Der gängigste Tipp, um die Konditionen des Darlehens zu verbessern: mehr Eigenkapital in die Finanzierung einbringen. Doch das ist oft leichter gesagt als getan. „Viele Eltern oder auch Großeltern wissen gar nicht, welche Chancen in ihren Immobilienwerten stecken. Ist eine weitgehend abbezahlte Immobilie in der Familie vorhanden, kann diese als Sicherheit in die Finanzierung der Kinder eingebracht werden. Banken belohnen diese Zusatzsicherheit mit günstigeren Zinsen, und die Rahmenbedingungen der Finanzierung werden verbessert“, sagt Udo Zimmermann, Spezialist für Baufinanzierungen beim Baugeldvermittler Dr. Klein in Buchholz.

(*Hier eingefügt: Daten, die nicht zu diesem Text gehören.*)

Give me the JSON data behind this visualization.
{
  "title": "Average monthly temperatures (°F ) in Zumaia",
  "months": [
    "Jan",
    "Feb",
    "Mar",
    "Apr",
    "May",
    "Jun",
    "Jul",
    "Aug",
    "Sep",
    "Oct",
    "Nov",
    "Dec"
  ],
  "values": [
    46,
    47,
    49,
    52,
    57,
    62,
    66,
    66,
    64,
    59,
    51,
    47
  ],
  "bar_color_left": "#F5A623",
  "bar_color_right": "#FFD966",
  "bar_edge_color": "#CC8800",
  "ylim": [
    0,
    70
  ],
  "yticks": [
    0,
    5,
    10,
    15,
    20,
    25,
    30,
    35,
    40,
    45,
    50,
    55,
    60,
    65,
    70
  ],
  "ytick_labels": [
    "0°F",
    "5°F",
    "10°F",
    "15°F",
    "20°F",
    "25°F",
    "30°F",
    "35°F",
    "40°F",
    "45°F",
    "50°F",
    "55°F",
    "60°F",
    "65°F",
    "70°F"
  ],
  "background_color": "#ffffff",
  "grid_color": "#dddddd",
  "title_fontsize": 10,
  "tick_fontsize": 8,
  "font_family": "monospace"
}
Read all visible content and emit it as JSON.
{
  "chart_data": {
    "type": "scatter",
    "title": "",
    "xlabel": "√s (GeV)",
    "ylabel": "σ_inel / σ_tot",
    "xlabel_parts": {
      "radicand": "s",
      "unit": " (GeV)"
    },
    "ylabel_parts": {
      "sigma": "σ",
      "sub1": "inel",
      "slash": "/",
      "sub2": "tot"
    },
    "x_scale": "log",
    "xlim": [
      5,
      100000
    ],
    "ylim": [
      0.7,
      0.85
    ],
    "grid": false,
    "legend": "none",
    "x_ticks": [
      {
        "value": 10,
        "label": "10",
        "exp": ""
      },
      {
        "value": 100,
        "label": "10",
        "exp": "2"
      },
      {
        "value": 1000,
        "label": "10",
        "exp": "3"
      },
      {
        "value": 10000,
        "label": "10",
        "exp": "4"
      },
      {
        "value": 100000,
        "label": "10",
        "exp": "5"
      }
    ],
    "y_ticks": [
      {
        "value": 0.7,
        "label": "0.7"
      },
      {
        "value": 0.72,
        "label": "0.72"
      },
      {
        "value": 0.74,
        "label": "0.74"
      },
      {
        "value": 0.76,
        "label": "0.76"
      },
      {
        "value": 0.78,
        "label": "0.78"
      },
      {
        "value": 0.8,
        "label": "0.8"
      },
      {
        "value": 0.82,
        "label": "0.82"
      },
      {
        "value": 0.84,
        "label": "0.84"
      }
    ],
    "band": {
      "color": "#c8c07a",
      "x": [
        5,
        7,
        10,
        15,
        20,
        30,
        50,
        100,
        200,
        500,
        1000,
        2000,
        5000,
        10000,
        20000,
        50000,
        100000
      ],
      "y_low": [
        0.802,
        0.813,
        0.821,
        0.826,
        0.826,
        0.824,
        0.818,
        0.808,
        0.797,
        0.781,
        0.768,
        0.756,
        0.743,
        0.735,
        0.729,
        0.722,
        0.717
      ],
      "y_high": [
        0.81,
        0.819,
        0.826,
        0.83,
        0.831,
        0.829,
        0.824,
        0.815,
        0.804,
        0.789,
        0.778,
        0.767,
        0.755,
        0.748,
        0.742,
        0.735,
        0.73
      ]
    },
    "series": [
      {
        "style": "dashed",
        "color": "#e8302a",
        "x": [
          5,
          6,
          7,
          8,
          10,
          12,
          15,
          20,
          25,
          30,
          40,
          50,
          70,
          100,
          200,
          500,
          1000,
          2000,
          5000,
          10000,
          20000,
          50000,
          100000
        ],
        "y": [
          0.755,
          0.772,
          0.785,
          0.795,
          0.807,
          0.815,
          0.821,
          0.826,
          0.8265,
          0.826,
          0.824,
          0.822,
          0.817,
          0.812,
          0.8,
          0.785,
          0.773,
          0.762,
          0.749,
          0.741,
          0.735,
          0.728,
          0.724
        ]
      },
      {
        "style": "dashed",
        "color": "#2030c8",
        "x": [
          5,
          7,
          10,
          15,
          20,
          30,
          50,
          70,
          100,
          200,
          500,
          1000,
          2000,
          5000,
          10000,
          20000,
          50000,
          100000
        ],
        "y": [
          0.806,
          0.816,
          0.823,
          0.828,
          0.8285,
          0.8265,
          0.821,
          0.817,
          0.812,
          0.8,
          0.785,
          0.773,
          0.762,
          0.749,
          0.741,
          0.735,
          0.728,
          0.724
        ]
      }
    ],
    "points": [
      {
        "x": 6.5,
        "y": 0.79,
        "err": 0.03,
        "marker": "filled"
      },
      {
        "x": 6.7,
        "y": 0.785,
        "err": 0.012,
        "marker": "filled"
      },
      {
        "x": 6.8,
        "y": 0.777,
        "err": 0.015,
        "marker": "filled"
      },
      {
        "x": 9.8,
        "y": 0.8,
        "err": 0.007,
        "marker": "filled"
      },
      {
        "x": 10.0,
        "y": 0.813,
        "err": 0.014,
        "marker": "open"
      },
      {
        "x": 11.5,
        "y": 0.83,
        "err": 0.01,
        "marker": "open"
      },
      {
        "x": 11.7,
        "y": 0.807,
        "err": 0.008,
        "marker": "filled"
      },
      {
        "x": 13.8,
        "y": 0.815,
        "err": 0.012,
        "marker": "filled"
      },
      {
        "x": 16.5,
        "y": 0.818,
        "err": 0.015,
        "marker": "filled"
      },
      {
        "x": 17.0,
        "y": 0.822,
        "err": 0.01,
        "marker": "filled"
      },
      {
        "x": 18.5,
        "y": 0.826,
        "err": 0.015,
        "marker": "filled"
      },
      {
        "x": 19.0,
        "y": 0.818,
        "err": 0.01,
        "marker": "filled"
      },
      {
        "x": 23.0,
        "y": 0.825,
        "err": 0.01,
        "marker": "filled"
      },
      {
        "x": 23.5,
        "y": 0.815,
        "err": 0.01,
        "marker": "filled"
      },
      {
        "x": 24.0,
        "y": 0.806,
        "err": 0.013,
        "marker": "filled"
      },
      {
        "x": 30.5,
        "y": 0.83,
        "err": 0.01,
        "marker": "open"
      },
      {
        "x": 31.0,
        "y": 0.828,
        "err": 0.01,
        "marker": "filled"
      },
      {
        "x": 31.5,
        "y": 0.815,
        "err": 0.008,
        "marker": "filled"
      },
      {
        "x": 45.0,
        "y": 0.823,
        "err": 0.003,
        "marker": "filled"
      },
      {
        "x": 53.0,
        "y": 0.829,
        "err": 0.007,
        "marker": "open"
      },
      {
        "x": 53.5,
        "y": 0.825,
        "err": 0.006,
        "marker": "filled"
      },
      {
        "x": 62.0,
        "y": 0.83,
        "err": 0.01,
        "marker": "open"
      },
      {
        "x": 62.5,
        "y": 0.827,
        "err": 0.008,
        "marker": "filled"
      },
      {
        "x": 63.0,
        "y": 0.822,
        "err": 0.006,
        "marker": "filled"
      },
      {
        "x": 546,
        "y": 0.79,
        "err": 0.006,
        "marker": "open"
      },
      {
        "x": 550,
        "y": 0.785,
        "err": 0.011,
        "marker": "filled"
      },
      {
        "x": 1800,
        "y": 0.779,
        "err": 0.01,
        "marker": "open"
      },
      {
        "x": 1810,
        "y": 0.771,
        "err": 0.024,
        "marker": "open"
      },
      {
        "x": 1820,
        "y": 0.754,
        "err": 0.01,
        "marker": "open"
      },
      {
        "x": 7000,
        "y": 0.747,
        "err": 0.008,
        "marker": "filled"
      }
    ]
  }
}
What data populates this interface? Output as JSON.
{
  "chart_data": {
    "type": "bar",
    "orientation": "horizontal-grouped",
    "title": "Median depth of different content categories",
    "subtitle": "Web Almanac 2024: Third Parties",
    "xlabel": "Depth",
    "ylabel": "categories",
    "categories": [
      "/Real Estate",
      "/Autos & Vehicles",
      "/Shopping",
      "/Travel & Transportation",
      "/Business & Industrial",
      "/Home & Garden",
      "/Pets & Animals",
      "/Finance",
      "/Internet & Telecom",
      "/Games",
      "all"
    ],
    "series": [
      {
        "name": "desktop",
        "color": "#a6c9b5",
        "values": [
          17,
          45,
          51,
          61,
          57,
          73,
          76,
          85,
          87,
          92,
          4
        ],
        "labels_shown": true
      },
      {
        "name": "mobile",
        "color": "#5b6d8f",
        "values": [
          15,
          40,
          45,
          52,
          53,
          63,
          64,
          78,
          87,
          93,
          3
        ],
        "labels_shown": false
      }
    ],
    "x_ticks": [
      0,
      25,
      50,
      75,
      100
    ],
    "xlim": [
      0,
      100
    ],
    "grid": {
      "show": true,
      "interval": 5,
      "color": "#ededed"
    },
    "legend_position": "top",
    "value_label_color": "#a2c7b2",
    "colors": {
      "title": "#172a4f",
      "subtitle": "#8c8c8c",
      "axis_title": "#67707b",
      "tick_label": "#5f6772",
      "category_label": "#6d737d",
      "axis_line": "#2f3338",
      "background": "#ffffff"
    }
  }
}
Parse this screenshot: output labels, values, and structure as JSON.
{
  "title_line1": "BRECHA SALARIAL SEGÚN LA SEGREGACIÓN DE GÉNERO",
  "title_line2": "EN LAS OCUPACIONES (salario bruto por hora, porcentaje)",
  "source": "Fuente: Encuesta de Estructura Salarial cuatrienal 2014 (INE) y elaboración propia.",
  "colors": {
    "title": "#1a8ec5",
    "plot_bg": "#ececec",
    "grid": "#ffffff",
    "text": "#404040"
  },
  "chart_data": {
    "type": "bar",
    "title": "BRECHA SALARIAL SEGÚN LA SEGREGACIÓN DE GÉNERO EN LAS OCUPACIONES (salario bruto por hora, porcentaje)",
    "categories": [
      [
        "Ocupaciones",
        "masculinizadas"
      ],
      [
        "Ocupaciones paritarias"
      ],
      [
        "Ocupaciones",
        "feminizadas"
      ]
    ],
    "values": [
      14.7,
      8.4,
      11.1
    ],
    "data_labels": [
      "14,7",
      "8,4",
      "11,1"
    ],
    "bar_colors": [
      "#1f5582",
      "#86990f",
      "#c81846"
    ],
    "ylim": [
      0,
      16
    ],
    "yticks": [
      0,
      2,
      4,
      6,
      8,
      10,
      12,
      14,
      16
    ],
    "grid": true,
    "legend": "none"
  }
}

Der Vorteil dieser Variante sei, dass die Eltern in keiner Weise selbst zum Kreditnehmer werden – ihre Immobilie wird lediglich als Eigenkapital angerechnet. Zudem müsse nicht die gesamte Immobilie eingebracht werden – auch ein Teilbetrag von beispielsweise 50.000 Euro ist möglich. „So können auch Geschwister gleich behandelt werden“, sagt Zimmermann. Doch Verbraucherschützer Scobel warnt vor solchen Konstruktionen. „Die Risiken sind zu groß, denn geht die Finanzierung der Kinder schief, kann auch die Immobilie der Eltern in Gefahr sein“, sagt Scobel.
Welchen Ausweg gibt es noch?
Die Berechnungen in der Grafik beziehen sich auf eine Immobilie in Hamburg mit Quadratmeterpreisen von fast 6000 Euro. Bezogen auf Einfamilienhäuser liegen die Quadratmeterpreise in den Landkreisen Herzogtum-Lauenburg, Segeberg und Lüneburg noch unter 4000 Euro. Aber auch das ist noch zu hoch, um mit dem vorgegebenen Budget von 1200 Euro Monatsrate und 100.000 Euro Eigenkapital ein kleines Häuschen (111 Quadratmeter) zu erwerben.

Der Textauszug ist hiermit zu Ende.